Comment by jerf
4 hours ago
A do nothing C program (int main() { return; }):
$ time ./a.out
real 0m0.002s
user 0m0.000s
sys 0m0.002s
A do-nothing Go program:
$ time ./tmp
real 0m0.002s
user 0m0.000s
sys 0m0.003s
I don't believe Go has any optimizations to not start its runtime if it isn't necessary, but when I added spawning a goroutine that immediately blocks on a channel read that will never come the numbers didn't change. That doesn't really time the runtime. Probably the program terminated before the goroutine was scheduled to run anything. It just makes it so there definitely wasn't an early exit because the compiler or the runtime "realized" it didn't need to start the runtime.
I'm sure the Go program is somewhat slower to start and end than C, and that we're running into the limits of how quickly processes can be spawned and other timing overhead which is obscuring the difference. However for practical purposes, "it starts up in less than the overhead for starting a process in the shell" is the same speed for most purposes.
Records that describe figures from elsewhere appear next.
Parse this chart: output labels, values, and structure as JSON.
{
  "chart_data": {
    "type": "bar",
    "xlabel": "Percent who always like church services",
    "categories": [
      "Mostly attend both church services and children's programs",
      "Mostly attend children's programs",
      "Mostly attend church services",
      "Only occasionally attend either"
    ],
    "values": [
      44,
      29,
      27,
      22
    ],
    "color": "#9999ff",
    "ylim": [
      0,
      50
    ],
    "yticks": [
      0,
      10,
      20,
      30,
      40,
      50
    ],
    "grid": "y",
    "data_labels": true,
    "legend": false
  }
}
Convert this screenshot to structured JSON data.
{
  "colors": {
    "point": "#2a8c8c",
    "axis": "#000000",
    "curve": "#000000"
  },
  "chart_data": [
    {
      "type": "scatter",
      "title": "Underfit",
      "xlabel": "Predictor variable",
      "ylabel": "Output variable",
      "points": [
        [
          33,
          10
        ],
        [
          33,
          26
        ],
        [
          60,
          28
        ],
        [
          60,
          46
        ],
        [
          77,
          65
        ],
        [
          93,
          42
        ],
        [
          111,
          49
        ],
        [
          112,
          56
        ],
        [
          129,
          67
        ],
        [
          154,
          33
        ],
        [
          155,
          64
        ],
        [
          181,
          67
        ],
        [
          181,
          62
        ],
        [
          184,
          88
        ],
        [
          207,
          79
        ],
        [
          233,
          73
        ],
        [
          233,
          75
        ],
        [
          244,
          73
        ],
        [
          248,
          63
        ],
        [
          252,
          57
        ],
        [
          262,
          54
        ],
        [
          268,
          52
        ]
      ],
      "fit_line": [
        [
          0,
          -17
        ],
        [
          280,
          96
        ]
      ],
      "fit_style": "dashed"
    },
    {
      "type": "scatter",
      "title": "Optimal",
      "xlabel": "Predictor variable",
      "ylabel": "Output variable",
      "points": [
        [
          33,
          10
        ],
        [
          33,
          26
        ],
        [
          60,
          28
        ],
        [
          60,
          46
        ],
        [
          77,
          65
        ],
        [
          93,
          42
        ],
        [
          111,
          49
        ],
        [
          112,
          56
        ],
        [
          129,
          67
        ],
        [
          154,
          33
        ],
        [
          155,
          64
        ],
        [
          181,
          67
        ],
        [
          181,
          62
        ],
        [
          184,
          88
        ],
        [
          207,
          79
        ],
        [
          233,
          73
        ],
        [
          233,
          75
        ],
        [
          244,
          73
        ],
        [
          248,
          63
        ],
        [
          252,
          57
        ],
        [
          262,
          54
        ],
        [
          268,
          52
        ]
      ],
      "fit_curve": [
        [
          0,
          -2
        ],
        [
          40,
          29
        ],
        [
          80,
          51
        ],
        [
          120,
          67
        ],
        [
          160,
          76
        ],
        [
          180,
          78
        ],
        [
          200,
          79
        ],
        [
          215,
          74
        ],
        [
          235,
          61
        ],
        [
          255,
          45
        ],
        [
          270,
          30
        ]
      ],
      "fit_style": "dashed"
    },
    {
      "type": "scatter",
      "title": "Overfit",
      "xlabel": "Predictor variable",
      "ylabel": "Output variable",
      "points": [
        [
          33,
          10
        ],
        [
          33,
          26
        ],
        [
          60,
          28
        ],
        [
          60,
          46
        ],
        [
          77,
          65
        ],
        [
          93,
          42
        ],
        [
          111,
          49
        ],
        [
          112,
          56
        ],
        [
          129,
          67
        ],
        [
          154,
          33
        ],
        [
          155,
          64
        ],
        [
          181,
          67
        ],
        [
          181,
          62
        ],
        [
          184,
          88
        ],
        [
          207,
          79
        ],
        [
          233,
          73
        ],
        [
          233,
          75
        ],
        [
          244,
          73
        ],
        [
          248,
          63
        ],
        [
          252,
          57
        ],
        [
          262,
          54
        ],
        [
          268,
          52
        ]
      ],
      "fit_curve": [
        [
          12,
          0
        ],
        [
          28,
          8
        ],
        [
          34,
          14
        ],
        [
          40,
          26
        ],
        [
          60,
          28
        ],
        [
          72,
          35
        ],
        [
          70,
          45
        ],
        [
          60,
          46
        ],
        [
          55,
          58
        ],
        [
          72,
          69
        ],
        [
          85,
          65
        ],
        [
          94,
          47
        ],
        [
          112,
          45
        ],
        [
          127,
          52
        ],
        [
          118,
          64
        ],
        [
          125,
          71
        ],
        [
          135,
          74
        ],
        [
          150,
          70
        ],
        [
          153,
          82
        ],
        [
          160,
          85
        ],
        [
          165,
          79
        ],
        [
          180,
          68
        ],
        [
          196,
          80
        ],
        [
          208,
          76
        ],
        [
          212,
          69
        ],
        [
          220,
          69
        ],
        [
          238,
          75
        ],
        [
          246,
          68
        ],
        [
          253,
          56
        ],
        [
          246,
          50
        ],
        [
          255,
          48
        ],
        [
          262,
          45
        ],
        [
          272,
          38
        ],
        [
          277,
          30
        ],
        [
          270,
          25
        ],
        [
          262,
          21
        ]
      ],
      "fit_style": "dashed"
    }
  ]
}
Not even a "do nothing" Python program, no Python program at all:
$ time python3 -c 1
real 0m0.012s
user 0m0.008s
sys 0m0.004s
If you had a Go program that was slow to start up, it was your program, not Go. By contrast, Python, and the dynamic scripting languages in general, can be quite slow to start up, just in the reading and compiling of the code. (Even .pyc files, IIRC, take processing, just less processing than Python source code... it's still nowhere near "memory map it in and go" as it is for statically-compiled languages.)